Lagi pula, rumahnya terlalu sederhana untuk tempat bermalam seorang crazy rich. Aisyah biasa mandi di bathtub dan shower bertirai emas. Nah, di rumahnya cuma ada satu kamar mandi untuk sekeluarga, dan pakai gayung kayu.
"Aku tidak enak pulang bawa perempuan," kata Al saat Aisyah mendesaknya. "Bukan oleh-oleh menarik buat orang tuaku."
"Kan cuma bawa pulang, bukan bawa masuk kamar," protes Aisyah. "Masa orang tuamu marah?"
"Marah sih tidak," ujar Al. "Tidak enak saja."
Ayah dan Ibu bukan orang tua ortodoks. Mereka tidak melarang pacaran. Tapi kedatangan Aisyah tentu membuat mereka kurang nyaman. Di kampung, perempuan berani melakukan perjalanan bukan bersama muhrim kesannya kurang baik.
"Hidup jadi ribet kalau banyak mendengar omongan orang," gerutu Aisyah. "Yang penting kitanya."
"Kamu dapat izin dari Abi?"
Al tahu ayahnya sangat ketat. Dia pasti menghubungi kampus kalau anaknya telat pulang. Aisyah kelihatannya saja seperti merpati bebas, padahal kehidupannya terkontrol.
"Tidak masalah," jawab Aisyah. "Asal bawa pendamping."
"Adikmu mau jadi pendamping?"
"Dia pasti mau karena sangat suka alam pedesaan."
Tapi mereka pasti tidak suka makanan kampung. Orang tuanya tidak sanggup untuk menyediakan hidangan yang harganya ratusan ribu sekali makan.
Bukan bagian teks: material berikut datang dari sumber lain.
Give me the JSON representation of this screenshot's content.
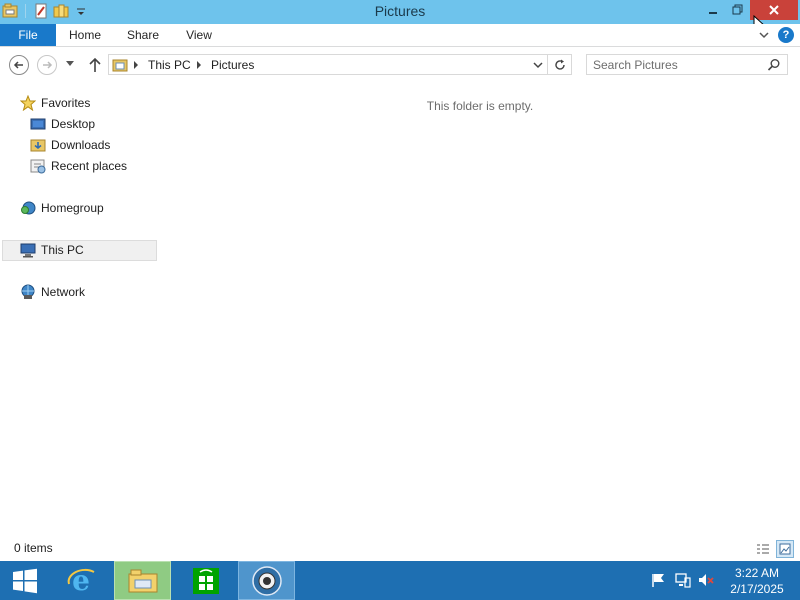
{
  "window": {
    "title": "Pictures",
    "qat": {
      "icons": [
        "folder-app-icon",
        "properties-icon",
        "new-folder-icon",
        "customize-qat-icon"
      ]
    },
    "controls": [
      "minimize",
      "restore",
      "close"
    ]
  },
  "ribbon": {
    "tabs": [
      {
        "label": "File",
        "active": true
      },
      {
        "label": "Home"
      },
      {
        "label": "Share"
      },
      {
        "label": "View"
      }
    ],
    "help_label": "?"
  },
  "address": {
    "breadcrumb": [
      "This PC",
      "Pictures"
    ],
    "search_placeholder": "Search Pictures"
  },
  "nav_pane": {
    "favorites": {
      "label": "Favorites",
      "items": [
        "Desktop",
        "Downloads",
        "Recent places"
      ]
    },
    "homegroup": "Homegroup",
    "this_pc": "This PC",
    "network": "Network",
    "selected": "This PC"
  },
  "content": {
    "empty_message": "This folder is empty."
  },
  "status_bar": {
    "item_count": "0 items",
    "view_mode": "large-icons"
  },
  "taskbar": {
    "apps": [
      "start",
      "internet-explorer",
      "file-explorer",
      "store",
      "app"
    ],
    "active_app": "file-explorer",
    "tray_icons": [
      "action-center-flag-icon",
      "network-icon",
      "volume-muted-icon"
    ],
    "clock": {
      "time": "3:22 AM",
      "date": "2/17/2025"
    }
  },
  "colors": {
    "titlebar": "#6ec3ec",
    "close_button": "#c9423a",
    "file_tab": "#1979ca",
    "taskbar": "#1e6fb2"
  }
}
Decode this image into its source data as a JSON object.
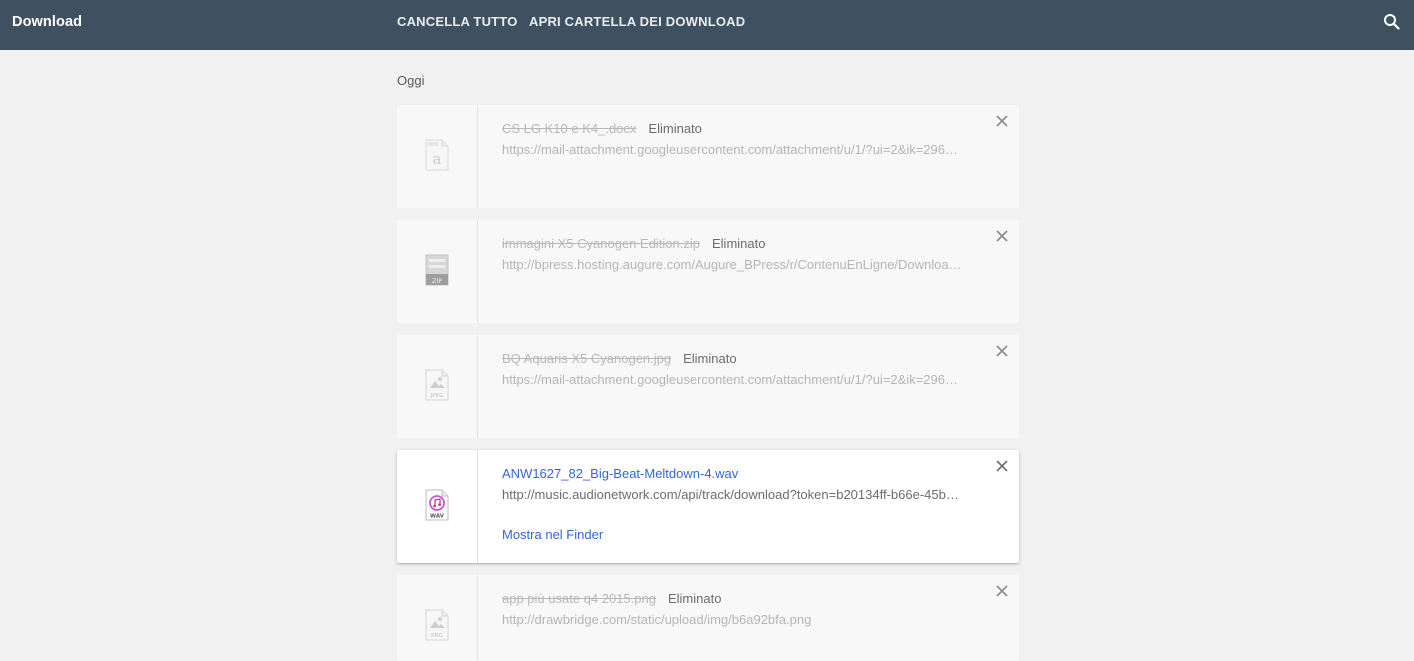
{
  "toolbar": {
    "title": "Download",
    "clear_all": "CANCELLA TUTTO",
    "open_folder": "APRI CARTELLA DEI DOWNLOAD",
    "search_icon": "search-icon"
  },
  "section": {
    "title": "Oggi"
  },
  "downloads": [
    {
      "name": "CS LG K10 e K4_.docx",
      "state": "Eliminato",
      "url": "https://mail-attachment.googleusercontent.com/attachment/u/1/?ui=2&ik=296…",
      "icon": "document-icon"
    },
    {
      "name": "immagini X5 Cyanogen Edition.zip",
      "state": "Eliminato",
      "url": "http://bpress.hosting.augure.com/Augure_BPress/r/ContenuEnLigne/Downloa…",
      "icon": "zip-file-icon",
      "icon_label": "ZIP"
    },
    {
      "name": "BQ Aquaris X5 Cyanogen.jpg",
      "state": "Eliminato",
      "url": "https://mail-attachment.googleusercontent.com/attachment/u/1/?ui=2&ik=296…",
      "icon": "jpeg-file-icon",
      "icon_label": "JPEG"
    },
    {
      "name": "ANW1627_82_Big-Beat-Meltdown-4.wav",
      "state": "",
      "url": "http://music.audionetwork.com/api/track/download?token=b20134ff-b66e-45b…",
      "action": "Mostra nel Finder",
      "icon": "wav-file-icon",
      "icon_label": "WAV"
    },
    {
      "name": "app più usate q4 2015.png",
      "state": "Eliminato",
      "url": "http://drawbridge.com/static/upload/img/b6a92bfa.png",
      "icon": "png-file-icon",
      "icon_label": "PNG"
    }
  ],
  "colors": {
    "toolbar_bg": "#3f5161",
    "page_bg": "#f1f1f1",
    "link": "#3367d6"
  }
}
Seminggu saja mereka liburan di rumahnya, sudah ada barang terjual.
"Terus aku mengenalkan kamu ke orang tua sebagai apa?" tanya Al.
"Terserah."
"Pacar tidak mungkin. Tidak ada kamusnya di keluargamu. Tahunya ta'aruf."
"Nah, itu saja."
"Lulus saja belum."
"Jadi tunggu lulus?"
Jeleknya Al adalah suka memberi harapan palsu, meski sekedar untuk menyenangkan hati. The King of PHP kadang disandangnya.
"Jangan bicarakan hari yang belum tentu kita sampai."
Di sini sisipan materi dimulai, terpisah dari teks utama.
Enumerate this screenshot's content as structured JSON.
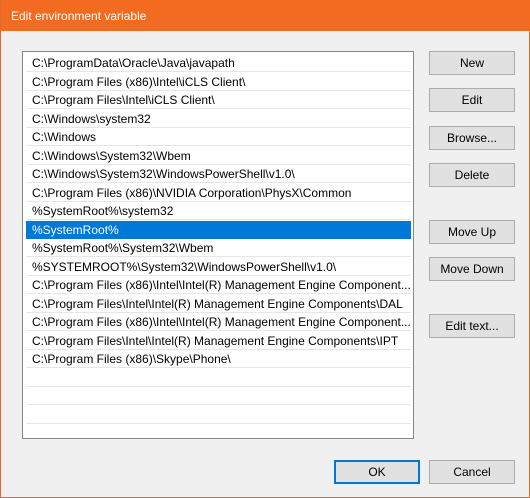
{
  "window": {
    "title": "Edit environment variable",
    "colors": {
      "title_bar": "#f26b21",
      "selection": "#0078d7"
    }
  },
  "list": {
    "items": [
      "C:\\ProgramData\\Oracle\\Java\\javapath",
      "C:\\Program Files (x86)\\Intel\\iCLS Client\\",
      "C:\\Program Files\\Intel\\iCLS Client\\",
      "C:\\Windows\\system32",
      "C:\\Windows",
      "C:\\Windows\\System32\\Wbem",
      "C:\\Windows\\System32\\WindowsPowerShell\\v1.0\\",
      "C:\\Program Files (x86)\\NVIDIA Corporation\\PhysX\\Common",
      "%SystemRoot%\\system32",
      "%SystemRoot%",
      "%SystemRoot%\\System32\\Wbem",
      "%SYSTEMROOT%\\System32\\WindowsPowerShell\\v1.0\\",
      "C:\\Program Files (x86)\\Intel\\Intel(R) Management Engine Component...",
      "C:\\Program Files\\Intel\\Intel(R) Management Engine Components\\DAL",
      "C:\\Program Files (x86)\\Intel\\Intel(R) Management Engine Component...",
      "C:\\Program Files\\Intel\\Intel(R) Management Engine Components\\IPT",
      "C:\\Program Files (x86)\\Skype\\Phone\\"
    ],
    "selected_index": 9
  },
  "buttons": {
    "new": "New",
    "edit": "Edit",
    "browse": "Browse...",
    "delete": "Delete",
    "move_up": "Move Up",
    "move_down": "Move Down",
    "edit_text": "Edit text...",
    "ok": "OK",
    "cancel": "Cancel"
  }
}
Al tidak mau Aisyah berbunga-bunga membangun mimpi, tidak juga menutup harapan. Tiada seorangpun tahu apa yang terjadi di hari nanti.
"Ada yang cemburu ya kalau aku liburan di rumahmu?" selidik Aisyah penasaran. "Ada yang rindu di kampung?"
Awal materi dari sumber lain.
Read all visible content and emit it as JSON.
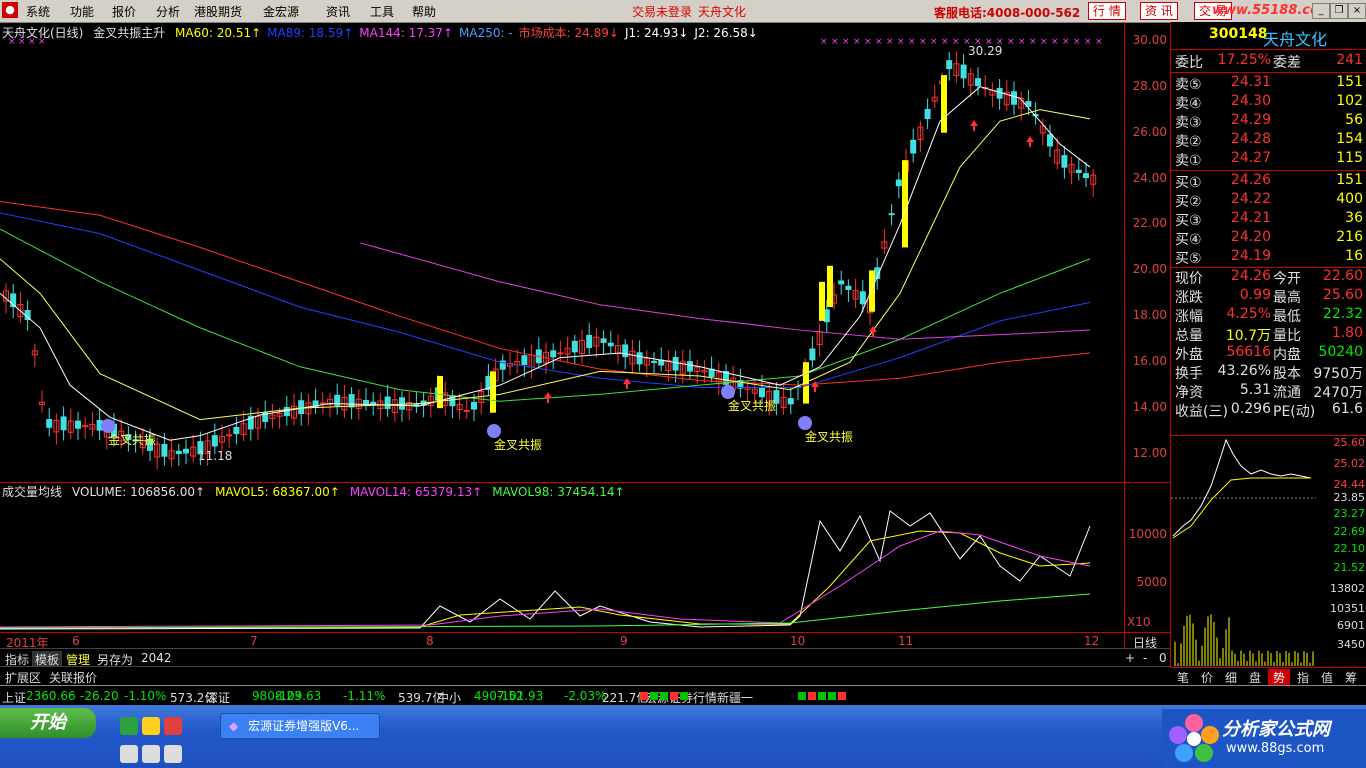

Alasan utama menolak tawaran Aisyah sebenarnya untuk menjaga hal itu. Kehadirannya pasti mengacaukan suasana kalau ratu kecil menanggung perasaan yang sama.
Ratu kecil adalah julukan Riany di masa anak-anak. Ia adalah musuh bebuyutannya dan terpaksa jadi pengantin cilik karena kalah dalam sebuah permainan.
Entah bagaimana kabarnya sekarang. Lama sekali mereka tidak bertemu. Tapi Al masih ingat raut wajahnya.
Sejak lulus SD, Al melanjutkan sekolah di Yogya. Tinggal bersama Oma sampai lulus SMA. Setelah kuliah pindah ke asrama karena jaraknya lumayan jauh ke kampus. Kini sudah tingkat akhir.
Al kadang iri pada teman kuliahnya kalau liburan tiba. Lin Wei pergi ke Hawaii, berselancar di pantai Waikiki pasti sangat mengasyikkan setelah enam bulan berkencan dengan buku. Wulandari sudah jauh-jauh hari pesan tiket promo ke Dubai. Rivaldo bahkan sudah terbang ke Las Vegas.
Sementara Al pulang saja butuh perjuangan. Antri beli tiket, berdesak-desakan, banyak copet.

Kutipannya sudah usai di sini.